There are 5 columns (first name, email, userid, app name) and I want to randomly select 10% of these rows and export it eventually to a CSV while maintaining the column headers i listed above. thanks a million
I don’t know how random you want this to be but adding a column containing
=RANDBETWEEN(1,85038) copied down to suit, then sorting that column and selecting the first 8,504 rows should give quite an ‘arbitrary’ result.
Are you familiar with SQL and the Microsoft Query functionality in Excel (Data ->…-> From Microsoft Query)?
If yes then use this
( SELECT "first name, email, userid, app name" ) UNION ( SELECT TOP 8503 t.[first name] & "," & t.[email] & "," & t.[userid] & "," & t.[app name] FROM [Sheet1$] AS t ORDER BY RND() )
Then copy an paste to an empty text file and save as CSV
You can also use my SQL addin for this http://blog.tkacprow.pl/?page_id=130
EDIT 1: I assumed that “Sheet1” is the name of your worksheet
Here’s a possible solution for you using Array Formula.
Suppose you have data in Column A (in this example I used 100 data only).
Now in C2, type the following formula: (Credits to Oscar.)
=IF(ROW(A1)<=0.1*COUNTA($A$2:$A$101),INDEX($A$2:$A$101, LARGE(MATCH(ROW($A$2:$A$101), ROW($A$2:$A$101))*NOT(COUNTIF($C$1:C1, $A$2:$A$101)), RANDBETWEEN(1,ROWS($A$2:$A$101)-ROW(A1)+1))),"")
Use Ctrl+Shift+Enter to get the formula to work.
Using just Enter will return #N/A.
Then to get the rest of the values, just drag the formula down.
In this example, I just auto-fill up to C20.
Note: Randbetween is volatile. So recalculation happens everytime you change something. If you are to return 8k data, that would be a lot of recalculation. It may take a while.
I personally used a handy and useful plugin or lets say add-on specially for the Microsoft Excel 2016 / 64 bit. It is called Kutools.

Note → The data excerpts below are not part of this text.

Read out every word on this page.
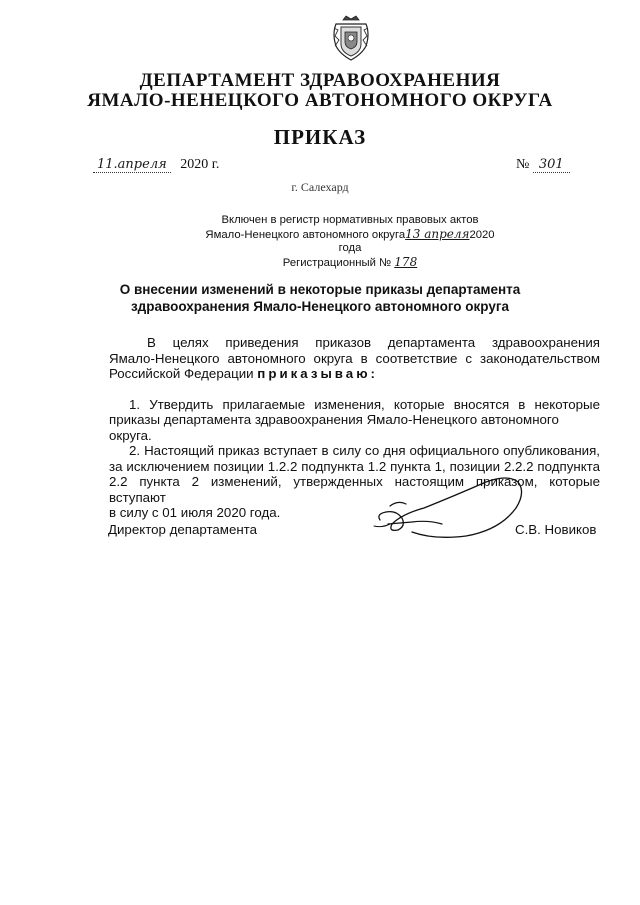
ДЕПАРТАМЕНТ ЗДРАВООХРАНЕНИЯ
ЯМАЛО-НЕНЕЦКОГО АВТОНОМНОГО ОКРУГА
ПРИКАЗ
11.апреля 2020 г.	№ 301
г. Салехард
Включен в регистр нормативных правовых актов
Ямало-Ненецкого автономного округа13 апреля2020 года
Регистрационный № 178
О внесении изменений в некоторые приказы департамента
здравоохранения Ямало-Ненецкого автономного округа
В целях приведения приказов департамента здравоохранения
Ямало-Ненецкого автономного округа в соответствие с законодательством
Российской Федерации приказываю:
1. Утвердить прилагаемые изменения, которые вносятся в некоторые
приказы департамента здравоохранения Ямало-Ненецкого автономного округа.
2. Настоящий приказ вступает в силу со дня официального опубликования,
за исключением позиции 1.2.2 подпункта 1.2 пункта 1, позиции 2.2.2 подпункта
2.2 пункта 2 изменений, утвержденных настоящим приказом, которые вступают
в силу с 01 июля 2020 года.
Директор департамента	С.В. Новиков
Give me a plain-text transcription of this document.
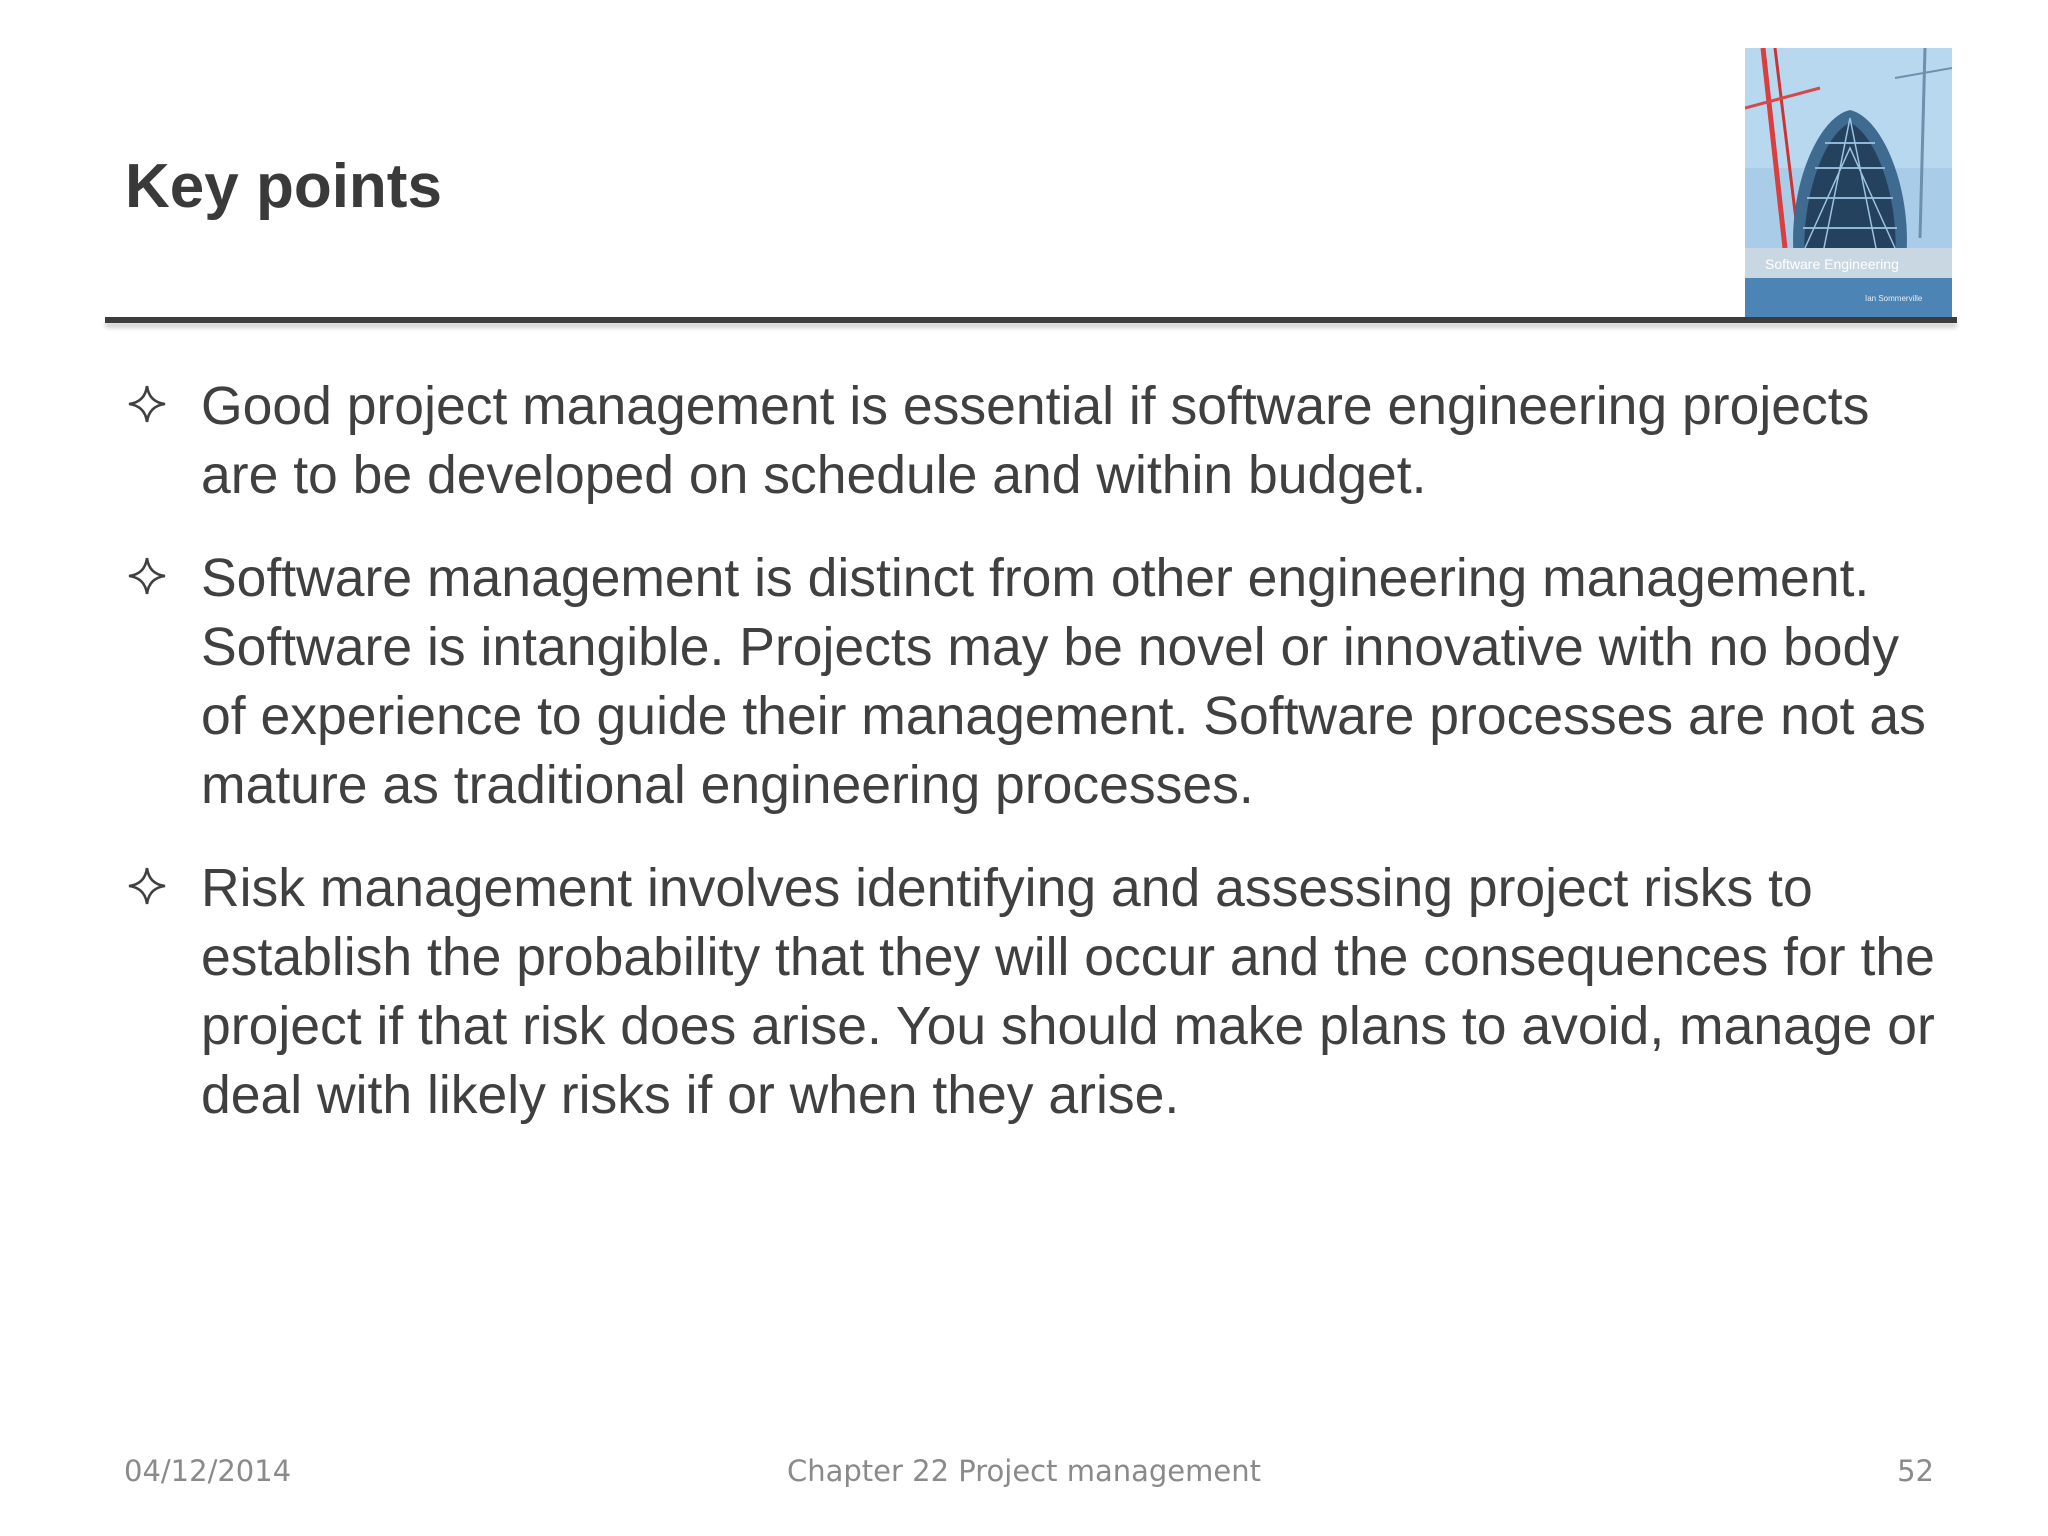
Key points
Software Engineering
Ian Sommerville
Good project management is essential if software engineering projects are to be developed on schedule and within budget.
Software management is distinct from other engineering management. Software is intangible. Projects may be novel or innovative with no body of experience to guide their management. Software processes are not as mature as traditional engineering processes.
Risk management involves identifying and assessing project risks to establish the probability that they will occur and the consequences for the project if that risk does arise. You should make plans to avoid, manage or deal with likely risks if or when they arise.
04/12/2014	Chapter 22 Project management	52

You can freely download and use it via this link:
After downloading and installing you can select random number of rows from the kutools tab-> Range -> Sort Range Randomly ->Select
then you can enter the amount of your need to select the rows from and that’s it.
I think this will help to generate any percentage from a list.
If Col A has your list
In Col B: RAND() and fill down.
In Col C:
IF(ROW()>10%*COUNTA($A$2:$A$37),””,INDEX($A$2:$A$37,RANK.AVG(B2,$B$2:$B$37,0),1)) and fill down. Only the proportion you want will appear in the list.